I have couple of questions regarding cufflinks. I have done cufflinks transcripts assembly for 12 cell lines from human.And merged all the transcript.gtf files from all samples using the reference transcript file, by cuffmerge and then did cuffdiff analysis. This analysis gave 163 genes deferentially expressed from around 60k total list of genes. The output files in the cuffdiff analysis does not give per sample read count and fpkm information so I was not sure how to validate the the significant genes by comparing the read counts in each sample. Also, the publication by trapnell group, does mention that for a well annotated organism like human , mouse etc, its not important to carry out the transcript assembly if looking at the differential expression, so I followed the Alternation protocol mentioned in that paper where the alignment is done by turning off the novel splice junction detection in tophat and then running cuffdiff analysis by skipping the transcript assembly. This analysis gave 141 genes diferentially expressed but again I don't know how to get the per sample read count and fpkm data from cufflinks pipeline. The output files of cuffdiff from my first type of analysis (transcript assembly) does not give any significant differential spliced genes. Is this normal?(I did reference guided assembly and tophat was run with novel splice junctions option on).

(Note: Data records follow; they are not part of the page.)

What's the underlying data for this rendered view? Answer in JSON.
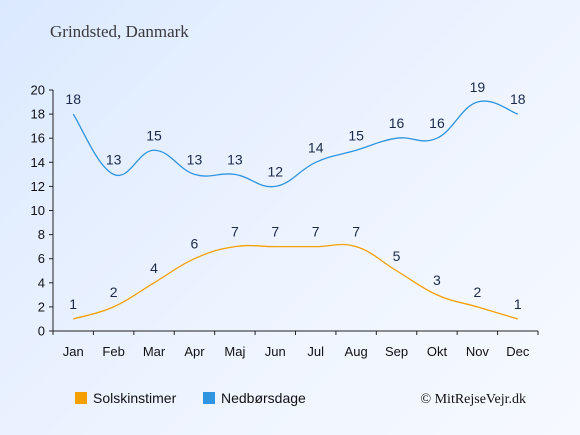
{
  "chart_data": {
    "type": "line",
    "title": "Grindsted, Danmark",
    "categories": [
      "Jan",
      "Feb",
      "Mar",
      "Apr",
      "Maj",
      "Jun",
      "Jul",
      "Aug",
      "Sep",
      "Okt",
      "Nov",
      "Dec"
    ],
    "ylim": [
      0,
      20
    ],
    "yticks": [
      0,
      2,
      4,
      6,
      8,
      10,
      12,
      14,
      16,
      18,
      20
    ],
    "grid": false,
    "legend_position": "bottom",
    "series": [
      {
        "name": "Solskinstimer",
        "color": "#f5a000",
        "values": [
          1,
          2,
          4,
          6,
          7,
          7,
          7,
          7,
          5,
          3,
          2,
          1
        ]
      },
      {
        "name": "Nedbørsdage",
        "color": "#2f95e0",
        "values": [
          18,
          13,
          15,
          13,
          13,
          12,
          14,
          15,
          16,
          16,
          19,
          18
        ]
      }
    ],
    "credit": "© MitRejseVejr.dk"
  }
}
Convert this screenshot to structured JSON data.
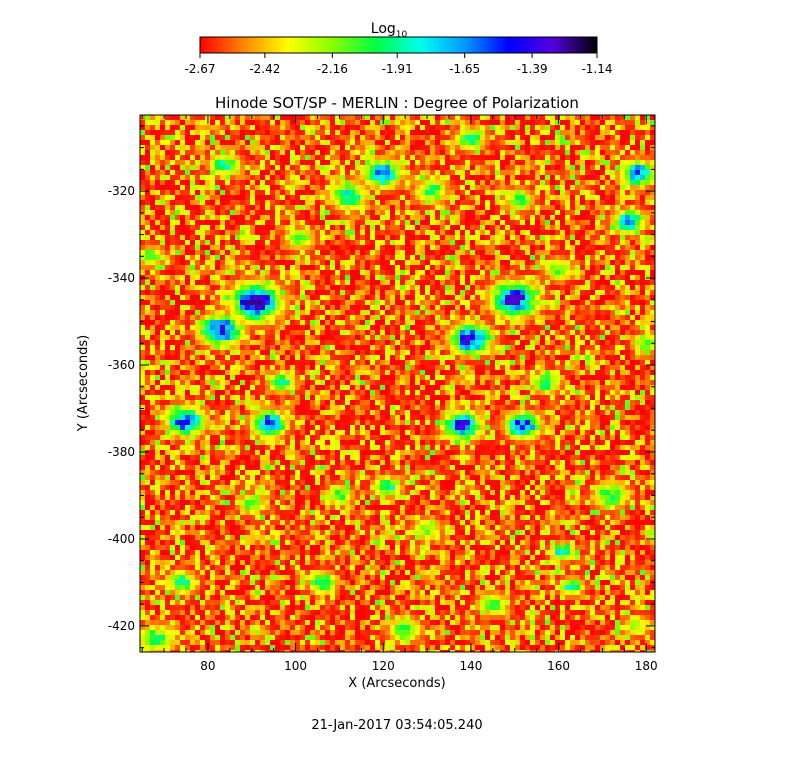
{
  "chart_data": {
    "type": "heatmap",
    "title": "Hinode SOT/SP - MERLIN : Degree of Polarization",
    "xlabel": "X (Arcseconds)",
    "ylabel": "Y (Arcseconds)",
    "timestamp": "21-Jan-2017 03:54:05.240",
    "xlim": [
      64.5,
      182
    ],
    "ylim": [
      -426,
      -302.5
    ],
    "x_ticks": [
      80,
      100,
      120,
      140,
      160,
      180
    ],
    "x_tick_labels": [
      "80",
      "100",
      "120",
      "140",
      "160",
      "180"
    ],
    "y_ticks": [
      -320,
      -340,
      -360,
      -380,
      -400,
      -420
    ],
    "y_tick_labels": [
      "-320",
      "-340",
      "-360",
      "-380",
      "-400",
      "-420"
    ],
    "colorbar": {
      "label": "Log",
      "label_subscript": "10",
      "range": [
        -2.67,
        -1.14
      ],
      "ticks": [
        -2.67,
        -2.42,
        -2.16,
        -1.91,
        -1.65,
        -1.39,
        -1.14
      ],
      "tick_labels": [
        "-2.67",
        "-2.42",
        "-2.16",
        "-1.91",
        "-1.65",
        "-1.39",
        "-1.14"
      ],
      "colormap": [
        "#ff0000",
        "#ff8800",
        "#ffff00",
        "#88ff00",
        "#00ff44",
        "#00ffee",
        "#0099ff",
        "#0000ff",
        "#5500dd",
        "#000000"
      ]
    },
    "background_range": [
      -2.67,
      -2.25
    ],
    "features": [
      {
        "x": 91,
        "y": -345.5,
        "value": -1.25,
        "size": 3.2
      },
      {
        "x": 83,
        "y": -352,
        "value": -1.3,
        "size": 2.6
      },
      {
        "x": 75,
        "y": -373,
        "value": -1.35,
        "size": 2.4
      },
      {
        "x": 94,
        "y": -373.5,
        "value": -1.4,
        "size": 2.2
      },
      {
        "x": 140,
        "y": -354,
        "value": -1.3,
        "size": 2.6
      },
      {
        "x": 150,
        "y": -345,
        "value": -1.3,
        "size": 3.0
      },
      {
        "x": 138,
        "y": -374,
        "value": -1.35,
        "size": 2.4
      },
      {
        "x": 152,
        "y": -374,
        "value": -1.4,
        "size": 2.2
      },
      {
        "x": 120,
        "y": -316,
        "value": -1.55,
        "size": 2.4
      },
      {
        "x": 178,
        "y": -316,
        "value": -1.5,
        "size": 2.2
      },
      {
        "x": 176,
        "y": -327,
        "value": -1.6,
        "size": 2.0
      },
      {
        "x": 112,
        "y": -321,
        "value": -1.75,
        "size": 2.4
      },
      {
        "x": 84,
        "y": -314,
        "value": -1.85,
        "size": 2.0
      },
      {
        "x": 140,
        "y": -308,
        "value": -1.9,
        "size": 2.0
      },
      {
        "x": 131,
        "y": -320,
        "value": -1.95,
        "size": 2.2
      },
      {
        "x": 157,
        "y": -364,
        "value": -1.85,
        "size": 1.8
      },
      {
        "x": 172,
        "y": -390,
        "value": -1.95,
        "size": 2.4
      },
      {
        "x": 121,
        "y": -388,
        "value": -1.85,
        "size": 1.8
      },
      {
        "x": 97,
        "y": -364,
        "value": -1.9,
        "size": 1.8
      },
      {
        "x": 74,
        "y": -410,
        "value": -1.9,
        "size": 2.0
      },
      {
        "x": 68,
        "y": -423,
        "value": -1.95,
        "size": 2.4
      },
      {
        "x": 125,
        "y": -421,
        "value": -2.0,
        "size": 2.2
      },
      {
        "x": 106,
        "y": -410,
        "value": -1.8,
        "size": 1.8
      },
      {
        "x": 161,
        "y": -403,
        "value": -1.75,
        "size": 1.6
      },
      {
        "x": 163,
        "y": -411,
        "value": -1.85,
        "size": 1.6
      },
      {
        "x": 110,
        "y": -390,
        "value": -2.0,
        "size": 1.8
      },
      {
        "x": 151,
        "y": -322,
        "value": -2.0,
        "size": 2.0
      },
      {
        "x": 101,
        "y": -331,
        "value": -2.05,
        "size": 2.0
      },
      {
        "x": 160,
        "y": -338,
        "value": -2.05,
        "size": 2.0
      },
      {
        "x": 67,
        "y": -335,
        "value": -2.05,
        "size": 1.8
      },
      {
        "x": 180,
        "y": -355,
        "value": -2.05,
        "size": 1.8
      },
      {
        "x": 130,
        "y": -398,
        "value": -2.1,
        "size": 2.0
      },
      {
        "x": 90,
        "y": -392,
        "value": -2.05,
        "size": 1.8
      },
      {
        "x": 145,
        "y": -415,
        "value": -2.05,
        "size": 2.0
      },
      {
        "x": 178,
        "y": -420,
        "value": -2.1,
        "size": 1.8
      }
    ]
  }
}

The cufflinks pipeline, although mentioned to be robust in many papers, does not seem to be transparent in what its doing. I am wondering if I should choose some other method of differential expression analysis than cufflinks. Any suggestions on this will be helpful.
The tuxedo pipeline is indeed not the best route to follow. I would suggest you get raw read counts from your BAM file using featureCount from subread software, and do sound statistic analysis with edgeR or limma.

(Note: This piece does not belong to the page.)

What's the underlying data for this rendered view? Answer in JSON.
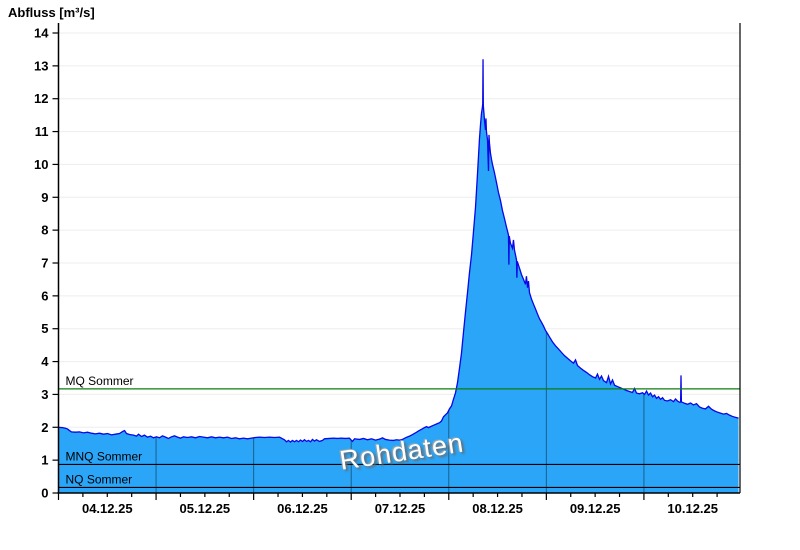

That's opinion, not an answer. If you're going to suggest an alternate method at least substantiate your claim.
Yes, it was a comment not an answer, very sharp.
If you read all the questions and answers on this website which involve RPKM and sound statistics, you'll see that mostly they recommend to NOT use RPKM but raw read counts instead in combination with something like edgeR or DEseq.
But don't believe the opinion of people on this website, why should you? (I am being sarcastic in case it is not clear). There is also literature available, e.g., http://www.genomebiology.com/2013/14/9/R95
The OP is clearly not experienced, or would not be asking the question or following an out of date paper, that most people will attempt to use whilst developing their RNA-Seq analysis skills. Asking you to substantiate your comments was an attempt to help the OP, not have a go at you.
I am still waiting for some answers :( . Thanks b.nota for the comments.